第7話 技とアドバイス


 ヴィットから技の仕組みについて教えてもらった後から、俺はずっと自分に合う技、というものについて考えていた。


 ヴィットは人それぞれ個性も強みも違うのだから、単に真似するのではダメだということを教えてくれた。だが、そうは言っても自分でゼロから考えるというのは非常に難しい。


 どうしてもヴィットの技に引っ張られてしまう。そんなある日の模擬戦終わりのことだった。


「なあ、そんなに思い詰めなくてもいいんじゃねーのか? 別に技がなくたってお前は十分に強いんだ。そんなことで悩むよりかは剣の修行をしたほうがいいんじゃないのか?」


「あぁ、それもそうだな。でも、現になんでもありの模擬戦だと途端に俺はヴィットに勝てなくなる。これは別にヴィットに限ったことじゃないはずだ。皆、それぞれ自分の強さを持っていると思う。
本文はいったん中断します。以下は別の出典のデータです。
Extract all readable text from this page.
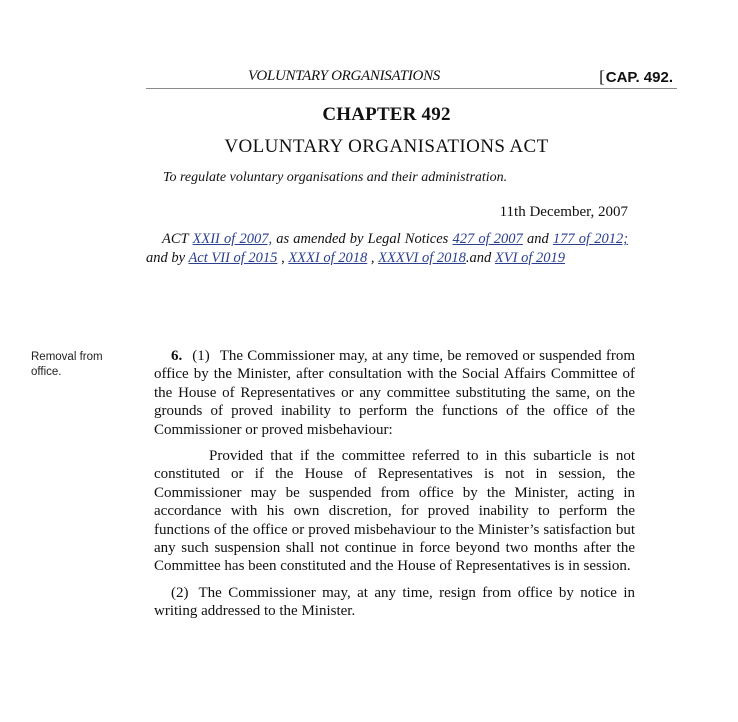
VOLUNTARY ORGANISATIONS	[CAP. 492.
CHAPTER 492
VOLUNTARY ORGANISATIONS ACT
To regulate voluntary organisations and their administration.
11th December, 2007
ACT XXII of 2007, as amended by Legal Notices 427 of 2007 and 177 of 2012; and by Act VII of 2015 , XXXI of 2018 , XXXVI of 2018.and XVI of 2019
Removal from office.

6. (1) The Commissioner may, at any time, be removed or suspended from office by the Minister, after consultation with the Social Affairs Committee of the House of Representatives or any committee substituting the same, on the grounds of proved inability to perform the functions of the office of the Commissioner or proved misbehaviour:

Provided that if the committee referred to in this subarticle is not constituted or if the House of Representatives is not in session, the Commissioner may be suspended from office by the Minister, acting in accordance with his own discretion, for proved inability to perform the functions of the office or proved misbehaviour to the Minister’s satisfaction but any such suspension shall not continue in force beyond two months after the Committee has been constituted and the House of Representatives is in session.

(2) The Commissioner may, at any time, resign from office by notice in writing addressed to the Minister.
そんな中俺がただの剣術で挑んだところで勝てる未来が見えないんだ……」


「へっ、そうかよ。ならジジイにも聞いてみたらどうだ? 俺は絶対に頼りたくはねーがお前はそんなつまらねープライドなんか持ってないだろ? ジジイならどうせいい答えを持ってるはずだろ」


「そう、だな。そうしてみるよ」


 いつもヴィットは俺の悩みに親身になって相手してくれる。本当に優しい兄弟子だ。


「あぁ、そうしろ。ってか、お前がそんな調子だとこっちも調子狂うからさっさと切り替えろよ? 俺だってお前がいなきゃ模擬戦ができねーんだからな、、、へっ」


 そう言ってヴィットは何処かへ行ってしまった。


 そうだよな、ヴィットにも迷惑をかけているんだ。早く自分にも納得がいく形を見つけ出さないと……


 俺は覚悟を決めて、爺さんの部屋へと向かった。


 ❇︎


 コンコン


「失礼します」


「おおぅ、モネか。どうしたのじゃ?」


 爺さんはいつも俺たちの修行をしているとき以外は、自分の部屋で立ち歩きながらずっと本を読んでいる。ヴィットが愛読家なのも爺さんの影響なのだろうな。
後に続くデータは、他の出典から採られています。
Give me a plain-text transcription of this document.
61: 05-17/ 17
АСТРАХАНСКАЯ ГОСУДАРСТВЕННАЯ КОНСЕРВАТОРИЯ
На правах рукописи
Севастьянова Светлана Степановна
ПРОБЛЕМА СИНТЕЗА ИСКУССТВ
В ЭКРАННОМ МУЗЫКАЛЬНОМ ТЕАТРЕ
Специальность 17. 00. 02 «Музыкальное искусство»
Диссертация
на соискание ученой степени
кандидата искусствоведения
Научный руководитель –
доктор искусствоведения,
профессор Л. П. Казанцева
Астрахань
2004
 そして、俺は爺さんに今自分が思っていることを洗いざらい全て話した。


「フォッフォッフォ、そうかそうか。お前さんにも自分だけの技が欲しいということじゃな? ふむ、じゃが技というのは何もいいことばかりではないぞ?」


 爺さんから帰ってきたのは思ってもみなかった言葉だった。


「え、そ、そうなのですか?」


「あぁ。お主には技を使うだけで相手に有利を取れるものだと思っておるのかもしれんが、決してそんなことはない。例えば、基礎的な修行のみを積み重ねた末に至った仙人と、百の技を覚えただけの道化師、果たしてどちらが強いと思うかの?」


「せ、仙人でしょうか?」


「その通り、何事も基礎が大事なのじゃ。技というのはその土台の上に置くから成立するものなのじゃよ」


 なるほど、だから爺さんはいつも俺たちに基礎体力づくりや魔法も学習するだけで基本的な魔力操作だけにとどまっていたのか。
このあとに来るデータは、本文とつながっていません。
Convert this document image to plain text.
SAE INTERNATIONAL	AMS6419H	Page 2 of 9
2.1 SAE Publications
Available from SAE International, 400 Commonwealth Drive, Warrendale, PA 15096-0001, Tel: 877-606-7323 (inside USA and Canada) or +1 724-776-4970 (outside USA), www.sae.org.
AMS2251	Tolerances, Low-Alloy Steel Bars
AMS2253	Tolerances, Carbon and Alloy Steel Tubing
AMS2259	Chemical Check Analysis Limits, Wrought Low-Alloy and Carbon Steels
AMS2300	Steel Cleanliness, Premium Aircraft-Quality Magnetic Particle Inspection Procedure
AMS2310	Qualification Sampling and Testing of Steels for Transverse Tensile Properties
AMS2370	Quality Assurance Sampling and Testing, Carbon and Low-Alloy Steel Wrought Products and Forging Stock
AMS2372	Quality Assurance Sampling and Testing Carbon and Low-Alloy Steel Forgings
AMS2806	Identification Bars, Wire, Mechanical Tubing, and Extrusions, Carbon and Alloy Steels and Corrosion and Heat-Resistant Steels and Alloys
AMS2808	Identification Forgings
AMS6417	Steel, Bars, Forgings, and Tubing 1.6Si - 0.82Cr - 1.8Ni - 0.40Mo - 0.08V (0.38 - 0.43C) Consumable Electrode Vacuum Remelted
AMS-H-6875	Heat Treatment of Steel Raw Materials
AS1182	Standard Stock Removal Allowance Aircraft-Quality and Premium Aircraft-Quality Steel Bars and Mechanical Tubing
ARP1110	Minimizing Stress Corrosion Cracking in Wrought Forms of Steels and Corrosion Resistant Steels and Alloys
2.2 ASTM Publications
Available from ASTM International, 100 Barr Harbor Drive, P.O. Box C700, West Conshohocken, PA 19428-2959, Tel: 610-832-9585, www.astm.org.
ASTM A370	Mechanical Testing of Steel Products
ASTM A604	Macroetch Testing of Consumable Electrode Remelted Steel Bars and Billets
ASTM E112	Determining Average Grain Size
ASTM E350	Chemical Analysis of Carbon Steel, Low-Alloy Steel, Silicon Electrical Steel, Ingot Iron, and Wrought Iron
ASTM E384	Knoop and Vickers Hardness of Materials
「まあ、ヴィットの場合は少し例外での、彼奴は生き残るために技を生み出さねばならなかったが、そうでもなければ時期尚早の技など付け焼き刃にもならん。ヴィットの場合はそれを命懸けでものにしたのじゃから大したもんじゃよ」


「な、なるほど……」


 やっぱりヴィットって凄いんだな。俺の前では全然すごぶらないというか、良い意味で目線を合わせてくれるから忘れがちだけど、やっぱり爺さんが連れてきただけの才能の持ち主ということだろう。


「で、ですが!」


「フォッフォ、分かっておる。来月の武闘大会に間に合わぬ、とお前さんはそう言いたいのじゃろう?」


「うぐっ、そうです……」


 それは何より爺さんが言ったのだ、今のままでは一位になれないと。


「まあ、焦る気持ちも分かるがのう、技を習得するのは他にもリスクがあるのじゃ。だから、お主には一つだけアドバイスをやろう」


「アドバイス?」


「そうじゃ、もしお主がどうしても技を使いたい、強くなりたいと思ったときは、今までわしに教わったことと、ヴィットに言われたことを思い出すのじゃ。そうすればきっと道は開けるじゃろうて」


 そうやって爺さんからのアドバイスは終わった。


  ❇︎


「ジジイも良くわからねーこと言いやがるよな! もっとちゃんとはっきりと教えてくれたらいいのによ!」


 俺が爺さんに言われたことをヴィットに伝えると、俺の思っていたことをズバッと言ってくれた。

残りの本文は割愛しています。